Command Palette
Search for a command to run...
AutoResearchBench: Benchmarking AI Agents on Complex Scientific Literature Discovery
AutoResearchBench: Benchmarking AI Agents on Complex Scientific Literature Discovery
Abstract
Autonomous scientific research is significantly advanced thanks to the development of AI agents. One key step in this process is finding the right scientific literature, whether to explore existing knowledge for a research problem, or to acquire evidence for verifying assumptions and supporting claims. To assess AI agents' capability in driving this process, we present AutoResearchBench, a dedicated benchmark for autonomous scientific literature discovery. AutoResearchBench consists of two complementary task types: (1) Deep Research, which requires tracking down a specific target paper through a progressive, multi-step probing process, and (2) Wide Research, which requires comprehensively collecting a set of papers satisfying given conditions. Compared to previous benchmarks on agentic web browsing, AutoResearchBench is distinguished along three dimensions: it is research-oriented, calling for in-depth comprehension of scientific concepts; literature-focused, demanding fine-grained utilization of detailed information; and open-ended, involving an unknown number of qualified papers and thus requiring deliberate reasoning and search throughout. These properties make AutoResearchBench uniquely suited for evaluating autonomous research capabilities, and extraordinarily challenging. Even the most powerful LLMs, despite having largely conquered general agentic web-browsing benchmarks such as BrowseComp, achieve only 9.39% accuracy on Deep Research and 9.31% IoU on Wide Research, while many other strong baselines fall below 5%. We publicly release the dataset and evaluation pipeline to facilitate future research in this direction. We publicly release the dataset, evaluation pipeline, and code at https://github.com/CherYou/AutoResearchBench.
One-sentence Summary
AutoResearchBench evaluates AI agents on autonomous scientific literature discovery through Deep Research and Wide Research tasks that demand in-depth conceptual comprehension, fine-grained full-text analysis, and deliberate open-ended reasoning, exposing severe performance limitations in state-of-the-art LLMs that achieve only 9.39% accuracy and 9.31% IoU respectively, far below their capabilities on general web-browsing benchmarks.
Key Contributions
- AutoResearchBench is introduced as a large-scale benchmark for evaluating autonomous scientific literature discovery, comprising Deep Research and Wide Research tasks that require progressive multi-step probing and comprehensive set collection within a controlled corpus of over three million arXiv papers.

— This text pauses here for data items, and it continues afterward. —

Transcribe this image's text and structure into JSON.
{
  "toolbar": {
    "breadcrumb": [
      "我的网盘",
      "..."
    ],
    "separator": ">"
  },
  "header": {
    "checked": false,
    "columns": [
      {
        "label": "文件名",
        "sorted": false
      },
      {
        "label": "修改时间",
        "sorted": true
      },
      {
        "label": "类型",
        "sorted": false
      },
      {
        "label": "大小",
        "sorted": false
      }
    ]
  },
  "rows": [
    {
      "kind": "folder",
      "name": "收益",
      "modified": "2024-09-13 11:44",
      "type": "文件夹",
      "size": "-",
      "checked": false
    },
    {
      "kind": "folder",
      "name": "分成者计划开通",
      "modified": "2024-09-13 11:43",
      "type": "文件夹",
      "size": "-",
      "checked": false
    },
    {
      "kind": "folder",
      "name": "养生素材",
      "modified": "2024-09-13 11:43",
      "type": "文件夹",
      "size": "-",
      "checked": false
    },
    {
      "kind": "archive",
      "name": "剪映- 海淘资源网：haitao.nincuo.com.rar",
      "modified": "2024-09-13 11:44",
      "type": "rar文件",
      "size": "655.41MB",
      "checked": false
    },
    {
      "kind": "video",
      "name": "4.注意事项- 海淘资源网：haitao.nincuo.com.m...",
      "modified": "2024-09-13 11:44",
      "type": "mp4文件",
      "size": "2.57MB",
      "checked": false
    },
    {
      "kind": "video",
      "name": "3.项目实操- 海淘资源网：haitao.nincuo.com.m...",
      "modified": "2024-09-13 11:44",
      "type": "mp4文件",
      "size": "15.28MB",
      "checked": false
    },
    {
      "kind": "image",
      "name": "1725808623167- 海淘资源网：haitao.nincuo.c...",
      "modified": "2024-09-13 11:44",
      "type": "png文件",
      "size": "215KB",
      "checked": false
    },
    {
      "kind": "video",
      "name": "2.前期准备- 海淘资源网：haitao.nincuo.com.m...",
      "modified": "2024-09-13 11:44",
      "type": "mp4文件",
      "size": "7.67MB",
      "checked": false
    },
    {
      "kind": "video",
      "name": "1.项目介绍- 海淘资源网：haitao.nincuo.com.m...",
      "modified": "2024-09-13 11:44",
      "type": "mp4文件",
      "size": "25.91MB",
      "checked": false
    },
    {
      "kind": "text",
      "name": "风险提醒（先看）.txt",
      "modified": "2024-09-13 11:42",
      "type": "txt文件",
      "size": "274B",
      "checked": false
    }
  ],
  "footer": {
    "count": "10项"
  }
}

- A controlled evaluation environment is constructed over this corpus with up-to-date full-text extraction and search tools, requiring agents to navigate research-oriented, literature-focused, and open-ended queries that demand fine-grained utilization of detailed academic content.
- Experimental results demonstrate that frontier language models achieve only 9.39% accuracy on Deep Research and 9.31% IoU on Wide Research, exposing persistent limitations in scientific reasoning, long conjunctive query handling, and iterative reflection that position literature discovery as a distinct capability frontier beyond general web browsing.
Introduction
The emergence of LLM-driven AI scientists has positioned autonomous research as a practical objective, with scientific literature discovery serving as a foundational capability for verifying hypotheses, identifying appropriate methodologies, and mapping existing knowledge. Prior evaluation frameworks, however, primarily measure general web navigation and fail to assess the technical depth, open-ended constraint satisfaction, and exhaustive reasoning required to navigate peer-reviewed corpora. Existing academic benchmarks remain constrained by small scales, uncontrolled environments, or a lack of dynamic agent testing. To bridge this gap, the authors introduce AutoResearchBench, a large-scale benchmark comprising one thousand curated problems that evaluate both targeted paper identification and comprehensive literature collection. Built over a controlled environment of over three million arXiv papers, the benchmark demonstrates that current frontier models struggle significantly with multi-hop scientific reasoning, highlighting a distinct capability frontier for autonomous research agents.
Dataset
- Dataset Composition and Sources: The authors introduce AutoResearchBench, a benchmark constructed from a controlled DeepXiv corpus containing over three million open-access arXiv papers with structured metadata and full-text access. The dataset comprises 1,000 expert-curated queries spanning eight core computer science domains.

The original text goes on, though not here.